Division of GI Surgical Oncology, UPMC Pancreatic Cancer Center, University of Pittsburgh Medical Center, UPMC Cancer Pavilion, Pittsburgh, PA, USA.
J Gastrointest Surg. 2022 Aug;26(8):1628-1636. doi: 10.1007/s11605-022-05387-w. Epub 2022 Jun 17.
Hepatopancreaticobiliary (HPB) diseases carry high morbidity despite efforts aimed at their reduction. An assessment of their trial characteristics is paramount to determine trial design adequacy and highlight areas for improvement. As such, the aim of this study is to assess HPB surgery trial characteristics, summarize logistic, financial, and practical reasons behind early discontinuation, and propose potential interventions to prevent this in the future.
All clinical trials investigating HPB surgery registered on ClinicalTrials.gov from October 1st, 2007 (inclusive), to April 20th, 2021 (inclusive), were examined. Trial characteristics were collected including, but not limited to, study phase, duration, patient enrollment size, location, and study design.
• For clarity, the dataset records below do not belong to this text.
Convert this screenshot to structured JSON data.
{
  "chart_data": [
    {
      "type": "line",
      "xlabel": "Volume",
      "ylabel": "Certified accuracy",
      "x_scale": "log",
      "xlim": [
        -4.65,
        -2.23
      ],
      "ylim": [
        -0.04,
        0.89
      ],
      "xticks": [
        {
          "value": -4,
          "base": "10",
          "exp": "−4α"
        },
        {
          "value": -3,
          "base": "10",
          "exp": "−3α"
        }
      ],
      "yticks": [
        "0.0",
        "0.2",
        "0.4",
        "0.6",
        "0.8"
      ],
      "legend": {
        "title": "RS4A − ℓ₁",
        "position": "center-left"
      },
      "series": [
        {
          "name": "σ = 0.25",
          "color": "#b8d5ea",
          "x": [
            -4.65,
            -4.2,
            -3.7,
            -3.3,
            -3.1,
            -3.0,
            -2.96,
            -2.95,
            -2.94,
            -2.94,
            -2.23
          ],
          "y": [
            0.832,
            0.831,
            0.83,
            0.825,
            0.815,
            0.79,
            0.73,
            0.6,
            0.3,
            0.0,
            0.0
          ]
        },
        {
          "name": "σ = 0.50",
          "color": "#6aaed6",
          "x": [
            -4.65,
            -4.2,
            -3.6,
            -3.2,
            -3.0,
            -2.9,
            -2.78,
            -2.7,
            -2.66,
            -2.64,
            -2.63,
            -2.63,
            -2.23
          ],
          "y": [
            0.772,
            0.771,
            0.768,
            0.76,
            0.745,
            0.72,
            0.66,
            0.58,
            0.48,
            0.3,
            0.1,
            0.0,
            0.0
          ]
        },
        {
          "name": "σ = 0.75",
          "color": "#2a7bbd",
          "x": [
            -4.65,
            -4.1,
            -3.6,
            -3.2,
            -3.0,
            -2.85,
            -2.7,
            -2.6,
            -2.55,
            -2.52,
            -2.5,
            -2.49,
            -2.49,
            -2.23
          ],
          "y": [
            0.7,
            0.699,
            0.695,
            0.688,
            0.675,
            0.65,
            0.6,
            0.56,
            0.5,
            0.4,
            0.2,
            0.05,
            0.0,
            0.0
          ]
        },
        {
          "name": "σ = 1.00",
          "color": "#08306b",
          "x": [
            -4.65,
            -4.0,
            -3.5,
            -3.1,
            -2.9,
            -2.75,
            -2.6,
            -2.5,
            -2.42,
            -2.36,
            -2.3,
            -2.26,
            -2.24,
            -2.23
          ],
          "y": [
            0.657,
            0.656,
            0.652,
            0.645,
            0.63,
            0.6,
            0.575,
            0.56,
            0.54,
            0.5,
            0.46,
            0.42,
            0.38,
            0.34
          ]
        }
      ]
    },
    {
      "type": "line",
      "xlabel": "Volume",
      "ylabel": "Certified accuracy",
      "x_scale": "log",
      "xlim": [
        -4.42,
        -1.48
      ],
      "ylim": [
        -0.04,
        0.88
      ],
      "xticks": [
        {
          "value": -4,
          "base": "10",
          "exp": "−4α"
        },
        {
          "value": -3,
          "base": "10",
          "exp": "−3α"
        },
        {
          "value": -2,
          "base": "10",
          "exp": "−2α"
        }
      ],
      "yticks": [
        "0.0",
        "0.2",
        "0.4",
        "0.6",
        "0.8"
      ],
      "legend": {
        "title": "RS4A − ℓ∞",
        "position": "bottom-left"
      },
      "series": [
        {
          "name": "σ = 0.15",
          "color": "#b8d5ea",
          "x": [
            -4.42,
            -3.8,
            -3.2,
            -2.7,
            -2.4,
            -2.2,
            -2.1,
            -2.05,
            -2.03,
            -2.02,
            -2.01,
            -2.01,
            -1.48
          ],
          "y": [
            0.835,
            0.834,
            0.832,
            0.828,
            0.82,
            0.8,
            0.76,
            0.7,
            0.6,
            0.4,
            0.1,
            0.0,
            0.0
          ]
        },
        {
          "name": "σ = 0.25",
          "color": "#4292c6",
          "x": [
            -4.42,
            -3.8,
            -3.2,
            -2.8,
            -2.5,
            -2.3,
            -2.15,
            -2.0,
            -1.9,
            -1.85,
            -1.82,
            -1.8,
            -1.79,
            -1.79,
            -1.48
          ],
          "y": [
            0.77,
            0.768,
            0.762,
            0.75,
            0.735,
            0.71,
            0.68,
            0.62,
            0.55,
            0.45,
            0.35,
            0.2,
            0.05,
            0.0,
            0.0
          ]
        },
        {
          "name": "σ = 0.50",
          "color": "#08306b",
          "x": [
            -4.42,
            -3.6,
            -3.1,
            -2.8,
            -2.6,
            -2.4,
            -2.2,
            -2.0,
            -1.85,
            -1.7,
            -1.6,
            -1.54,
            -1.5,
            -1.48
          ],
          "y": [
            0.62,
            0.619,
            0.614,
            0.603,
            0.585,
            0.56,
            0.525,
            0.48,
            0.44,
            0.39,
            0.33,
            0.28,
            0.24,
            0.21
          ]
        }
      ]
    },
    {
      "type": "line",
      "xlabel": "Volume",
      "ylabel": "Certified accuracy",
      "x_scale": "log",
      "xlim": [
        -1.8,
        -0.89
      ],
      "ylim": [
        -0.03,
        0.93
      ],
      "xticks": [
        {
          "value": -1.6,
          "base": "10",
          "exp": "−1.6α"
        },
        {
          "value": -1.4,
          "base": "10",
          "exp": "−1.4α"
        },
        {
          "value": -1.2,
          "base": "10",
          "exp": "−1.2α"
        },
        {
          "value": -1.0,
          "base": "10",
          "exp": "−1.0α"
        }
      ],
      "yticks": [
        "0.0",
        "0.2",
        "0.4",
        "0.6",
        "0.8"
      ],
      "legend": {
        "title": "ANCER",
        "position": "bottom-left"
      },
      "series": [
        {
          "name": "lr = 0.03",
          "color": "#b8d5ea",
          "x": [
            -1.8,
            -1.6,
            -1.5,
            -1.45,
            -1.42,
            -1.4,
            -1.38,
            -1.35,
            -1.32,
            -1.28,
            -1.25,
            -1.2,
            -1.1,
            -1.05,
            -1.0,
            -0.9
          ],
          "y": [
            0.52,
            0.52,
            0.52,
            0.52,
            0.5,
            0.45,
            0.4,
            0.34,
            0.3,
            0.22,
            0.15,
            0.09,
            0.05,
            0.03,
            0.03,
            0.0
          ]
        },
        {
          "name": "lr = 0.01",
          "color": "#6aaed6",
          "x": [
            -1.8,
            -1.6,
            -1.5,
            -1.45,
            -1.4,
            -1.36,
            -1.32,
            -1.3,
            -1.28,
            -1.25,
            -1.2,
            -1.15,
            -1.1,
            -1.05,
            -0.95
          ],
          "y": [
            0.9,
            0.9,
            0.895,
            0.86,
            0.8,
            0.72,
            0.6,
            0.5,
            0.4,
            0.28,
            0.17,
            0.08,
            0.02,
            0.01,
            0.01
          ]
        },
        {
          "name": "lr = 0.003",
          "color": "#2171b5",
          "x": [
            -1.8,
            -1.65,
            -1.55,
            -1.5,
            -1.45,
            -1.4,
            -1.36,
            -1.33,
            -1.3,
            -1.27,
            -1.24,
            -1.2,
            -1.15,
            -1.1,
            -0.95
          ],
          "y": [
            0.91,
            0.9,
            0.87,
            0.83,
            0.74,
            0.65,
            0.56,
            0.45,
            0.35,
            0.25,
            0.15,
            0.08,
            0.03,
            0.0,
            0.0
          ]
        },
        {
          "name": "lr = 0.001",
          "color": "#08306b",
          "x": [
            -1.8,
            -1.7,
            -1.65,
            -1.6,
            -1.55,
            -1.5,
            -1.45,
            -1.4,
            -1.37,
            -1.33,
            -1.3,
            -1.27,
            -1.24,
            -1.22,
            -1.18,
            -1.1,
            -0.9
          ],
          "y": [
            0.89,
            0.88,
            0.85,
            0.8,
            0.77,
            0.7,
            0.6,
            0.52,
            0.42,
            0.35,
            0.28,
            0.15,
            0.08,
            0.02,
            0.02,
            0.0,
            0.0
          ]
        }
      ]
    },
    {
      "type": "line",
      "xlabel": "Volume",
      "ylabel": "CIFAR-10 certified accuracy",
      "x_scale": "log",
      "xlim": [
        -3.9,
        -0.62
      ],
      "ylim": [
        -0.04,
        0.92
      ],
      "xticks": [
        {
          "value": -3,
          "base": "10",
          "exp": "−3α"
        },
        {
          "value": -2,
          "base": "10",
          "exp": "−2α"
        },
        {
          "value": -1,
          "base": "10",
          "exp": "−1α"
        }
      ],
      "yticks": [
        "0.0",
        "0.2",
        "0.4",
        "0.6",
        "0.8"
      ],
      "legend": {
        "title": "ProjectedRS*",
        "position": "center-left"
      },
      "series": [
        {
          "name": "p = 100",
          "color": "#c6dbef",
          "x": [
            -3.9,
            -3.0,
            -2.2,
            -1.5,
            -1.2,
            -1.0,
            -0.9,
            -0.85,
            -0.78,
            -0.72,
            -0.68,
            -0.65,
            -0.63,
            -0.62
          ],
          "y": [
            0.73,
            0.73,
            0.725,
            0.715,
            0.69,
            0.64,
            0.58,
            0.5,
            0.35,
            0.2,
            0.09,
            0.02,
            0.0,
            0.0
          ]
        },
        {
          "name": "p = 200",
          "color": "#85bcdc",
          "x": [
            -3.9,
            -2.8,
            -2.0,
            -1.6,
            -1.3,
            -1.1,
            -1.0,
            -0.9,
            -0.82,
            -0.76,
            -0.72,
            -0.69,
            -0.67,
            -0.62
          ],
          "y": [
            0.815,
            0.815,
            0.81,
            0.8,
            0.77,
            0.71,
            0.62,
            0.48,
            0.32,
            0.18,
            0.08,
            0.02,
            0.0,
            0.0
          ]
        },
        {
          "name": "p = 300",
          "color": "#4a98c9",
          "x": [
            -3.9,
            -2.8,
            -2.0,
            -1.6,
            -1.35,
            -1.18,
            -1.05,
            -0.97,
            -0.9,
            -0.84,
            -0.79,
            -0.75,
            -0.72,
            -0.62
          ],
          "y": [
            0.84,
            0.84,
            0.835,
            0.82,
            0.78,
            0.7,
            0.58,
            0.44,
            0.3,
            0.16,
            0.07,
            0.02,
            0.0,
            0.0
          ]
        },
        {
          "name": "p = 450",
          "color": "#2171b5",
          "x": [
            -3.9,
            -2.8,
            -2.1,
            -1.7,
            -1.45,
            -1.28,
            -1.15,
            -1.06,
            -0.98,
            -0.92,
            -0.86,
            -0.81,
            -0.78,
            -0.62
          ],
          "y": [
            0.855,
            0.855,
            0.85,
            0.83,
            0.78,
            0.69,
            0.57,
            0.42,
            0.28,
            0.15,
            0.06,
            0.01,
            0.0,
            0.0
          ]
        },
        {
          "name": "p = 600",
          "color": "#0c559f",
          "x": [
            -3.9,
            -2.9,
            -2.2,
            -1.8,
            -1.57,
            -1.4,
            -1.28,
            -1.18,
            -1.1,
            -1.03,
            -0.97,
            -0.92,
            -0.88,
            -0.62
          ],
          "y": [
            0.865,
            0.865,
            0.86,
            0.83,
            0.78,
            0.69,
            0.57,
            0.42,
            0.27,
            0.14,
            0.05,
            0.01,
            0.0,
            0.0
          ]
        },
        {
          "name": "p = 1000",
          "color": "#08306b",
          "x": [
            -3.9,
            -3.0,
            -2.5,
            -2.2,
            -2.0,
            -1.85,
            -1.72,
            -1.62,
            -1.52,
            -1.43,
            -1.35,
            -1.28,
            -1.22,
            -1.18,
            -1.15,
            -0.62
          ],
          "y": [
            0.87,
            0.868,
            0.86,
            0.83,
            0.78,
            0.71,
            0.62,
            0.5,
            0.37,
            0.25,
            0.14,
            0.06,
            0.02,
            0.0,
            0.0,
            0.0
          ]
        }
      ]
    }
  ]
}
Peer-reviewed publications associated with the selected trials were also assessed to determine outcome reporting.
A total of 1776 clinical trials conducted in 43 countries were identified, the majority of which were conducted in the USA. Of these trials, 32% were reported as "completed" whereas 12% were "discontinued." The most common cause of trial discontinuation was low accrual, which was reported in 37% of terminated studies. These resulted in 413 published studies. Most trials had multiple assignment, randomized, or open-label designs. Treatment was the most common study objective (73%) with pharmacological therapy being the most commonly studied intervention.
The main reasons for early discontinuation of clinical trials in HPB surgery are poor patient recruitment and inadequate funding. Improved trial design, recruitment strategies and increased funding are needed to prevent trial discontinuation and increase publication rates of HPB surgery clinical trials.
尽管人们努力降低肝胆管疾病的发病率,但这些疾病的发病率仍然很高。评估其试验特征对于确定试验设计的充分性和突出需要改进的领域至关重要。因此,本研究旨在评估肝胆管手术试验特征,总结早期终止的逻辑、财务和实际原因,并提出未来预防这种情况的潜在干预措施。
检查了 2007 年 10 月 1 日(含)至 2021 年 4 月 20 日(含)期间在 ClinicalTrials.gov 上注册的所有肝胆管手术临床试验。收集了试验特征,包括但不限于研究阶段、持续时间、患者入组规模、地点和研究设计。还评估了与选定试验相关的同行评审出版物,以确定结果报告。
确定了 1776 项在 43 个国家进行的临床试验,其中大多数在美国进行。这些试验中,32%报告为“完成”,12%报告为“中止”。试验中止的最常见原因是低入组率,在 37%终止的研究中报告了这一原因。这导致了 413 项已发表的研究。大多数试验都有多种分配、随机或开放标签设计。治疗是最常见的研究目标(73%),药物治疗是最常研究的干预措施。
肝胆管手术临床试验早期终止的主要原因是患者招募不佳和资金不足。需要改进试验设计、招募策略和增加资金,以防止肝胆管手术临床试验的终止并提高其发表率。